Prise en compte des spécificités des personnes ayant des troubles neurocognitifs en temps de pandémie : que faut-il essayer d’éviter ?
Acteurs de l'écosystème Alzheimer
Pour Fabrice Gzil, il s’agit d’abord d’éviter les pratiques systématiques ou arbitraires. Dans un avis du 30 mars 2020, le comité consultatif national d’éthique a rappelé qu’à l’opposé de décisions prises de manière générale et non contextualisée, les choix devraient être le fruit d’une discussion préalable, interdisciplinaire et collégiale, associant des personnes extérieures à l’institution, comme les professionnels des équipes mobiles de gériatrie, ainsi que les proches ». Il faut éviter aussi l’assimilation systématique des comportements perturbants à des symptômes de la maladie. Dès lors qu’une personne a des troubles cognitifs, on a tendance à appeler « troubles du comportement » et à attribuer à sa seule maladie des conduites, comme la déambulation, qui peuvent être des réactions tout à fait normales à des attitudes ou à des environnements inadaptés. Ainsi, la personne crie, déambule ou est agitée parce que ses besoins fondamentaux ne sont pas satisfaits, parce qu’elle ressent une gêne, une souffrance ou une douleur qui n’est pas prise en compte. Bien souvent, cette gêne, et les comportements perturbants qu’elle occasionne, peuvent être apaisés en passant du temps avec la personne, pour comprendre ce qui l’incommode. Il s’agit ensuite d’éviter à la fois que les soignants ou les familles décident de tout à la place de la personne, sans l’écouter ni la consulter. Associer les proches aux décisions, quand la personne y consent ou lorsqu’elle est privée de discernement, ne signifie pas qu’il faille nécessairement suivre tous leurs avis ni se plier à toutes leurs volontés, ou que les soignants tiennent les familles à distance, sous prétexte que c’est au résident de choisir. Le protocole national stipule que la demande de visite devrait en principe émaner des résidents.
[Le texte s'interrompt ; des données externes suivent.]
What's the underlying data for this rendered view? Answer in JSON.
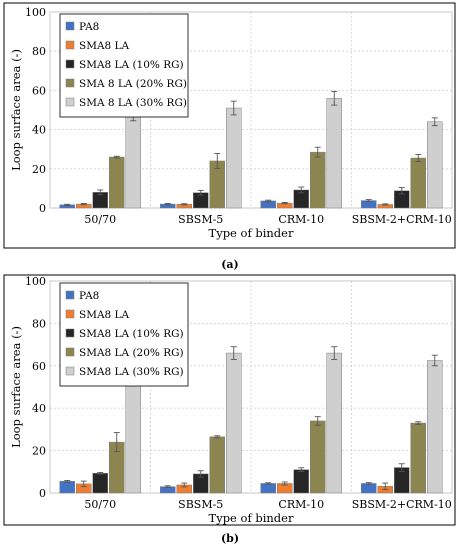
{
  "colors": {
    "PA8": "#4472c4",
    "SMA8 LA": "#ed7d31",
    "SMA8 LA (10% RG)": "#262626",
    "SMA 8 LA (20% RG)": "#8c8550",
    "SMA 8 LA (30% RG)": "#cfcfcf"
  },
  "chart_data": [
    {
      "type": "bar",
      "panel_label": "(a)",
      "xlabel": "Type of binder",
      "ylabel": "Loop surface area (-)",
      "ylim": [
        0,
        100
      ],
      "yticks": [
        0,
        20,
        40,
        60,
        80,
        100
      ],
      "grid": true,
      "legend_position": "top-left",
      "categories": [
        "50/70",
        "SBSM-5",
        "CRM-10",
        "SBSM-2+CRM-10"
      ],
      "series": [
        {
          "name": "PA8",
          "color_key": "PA8",
          "values": [
            1.6,
            2.0,
            3.6,
            3.8
          ],
          "errors": [
            0.3,
            0.3,
            0.4,
            0.5
          ]
        },
        {
          "name": "SMA8 LA",
          "color_key": "SMA8 LA",
          "values": [
            2.0,
            1.9,
            2.5,
            1.8
          ],
          "errors": [
            0.3,
            0.3,
            0.3,
            0.3
          ]
        },
        {
          "name": "SMA8 LA (10% RG)",
          "color_key": "SMA8 LA (10% RG)",
          "values": [
            8.0,
            7.8,
            9.2,
            8.8
          ],
          "errors": [
            1.2,
            1.2,
            1.5,
            1.6
          ]
        },
        {
          "name": "SMA 8 LA (20% RG)",
          "color_key": "SMA 8 LA (20% RG)",
          "values": [
            26.0,
            24.0,
            28.5,
            25.5
          ],
          "errors": [
            0.4,
            3.8,
            2.5,
            1.8
          ]
        },
        {
          "name": "SMA 8 LA (30% RG)",
          "color_key": "SMA 8 LA (30% RG)",
          "values": [
            47.5,
            51.0,
            56.0,
            44.0
          ],
          "errors": [
            3.0,
            3.5,
            3.5,
            2.0
          ]
        }
      ]
    },
    {
      "type": "bar",
      "panel_label": "(b)",
      "xlabel": "Type of binder",
      "ylabel": "Loop surface area (-)",
      "ylim": [
        0,
        100
      ],
      "yticks": [
        0,
        20,
        40,
        60,
        80,
        100
      ],
      "grid": true,
      "legend_position": "top-left",
      "categories": [
        "50/70",
        "SBSM-5",
        "CRM-10",
        "SBSM-2+CRM-10"
      ],
      "series": [
        {
          "name": "PA8",
          "color_key": "PA8",
          "values": [
            5.5,
            3.0,
            4.5,
            4.5
          ],
          "errors": [
            0.4,
            0.4,
            0.3,
            0.4
          ]
        },
        {
          "name": "SMA8 LA",
          "color_key": "SMA8 LA",
          "values": [
            4.3,
            3.8,
            4.5,
            3.2
          ],
          "errors": [
            1.3,
            0.9,
            0.7,
            1.5
          ]
        },
        {
          "name": "SMA8 LA (10% RG)",
          "color_key": "SMA8 LA (10% RG)",
          "values": [
            9.3,
            9.0,
            11.0,
            12.0
          ],
          "errors": [
            0.4,
            1.5,
            0.9,
            1.8
          ]
        },
        {
          "name": "SMA8 LA (20% RG)",
          "color_key": "SMA 8 LA (20% RG)",
          "values": [
            24.0,
            26.5,
            34.0,
            33.0
          ],
          "errors": [
            4.5,
            0.5,
            2.0,
            0.6
          ]
        },
        {
          "name": "SMA8 LA (30% RG)",
          "color_key": "SMA 8 LA (30% RG)",
          "values": [
            59.5,
            66.0,
            66.0,
            62.5
          ],
          "errors": [
            4.5,
            3.0,
            3.0,
            2.5
          ]
        }
      ]
    }
  ]
}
Cela ne signifie pas que lorsqu’un résident vivant avec la maladie d’Alzheimer n’en fait pas spontanément la demande, il faille refuser les visites aux familles.
Enfin, pour Fabrice Gzil, il ne faudrait pas croire que les personnes vivant avec des troubles cognitifs ne se rendent compte de rien et ne ressentent pas l’absence, le manque de leurs proches, et qu’il n’est pas utile de les informer, car elles ne pourraient pas comprendre ni retenir les informations données. Sous prétexte que les personnes ont des troubles, on postule souvent qu’elles n’ont rien à dire sur ce qu’elles vivent, ou qu’elles ne sont plus capables d’avoir une véritable pensée. L’expérience montre que quand on crée des conditions propices, les personnes conservent une capacité de penser et d’articuler des idées. Cette « présomption d’incompétence » est constamment démentie par les faits. Ce n’est pas parce qu’une personne a plus de difficultés que par le passé pour stocker en mémoire de nouvelles informations, pour reconnaître les personnes qui ne font pas partie de ses proches, ou pour s’orienter dans le temps ou dans l’espace, qu’elle cesse de faire preuve d’intelligence, d’essayer de donner de sens à ce qu’elle observe, ou d’attribuer de la valeur à des choses, et d’avoir des choses qui lui importent.
Gzil F. Pendant la pandémie et après. Quelle éthique dans les établissements accueillant des citoyens âgés ? Un document-repère pour soutenir l’engagement et la réflexion des professionnels. Espace éthique Région Ile-de-France, 1er février 2020. www.espace-ethique.org/sites/default/files/document_repere_ethique_ehpad.pdf (texte intégral).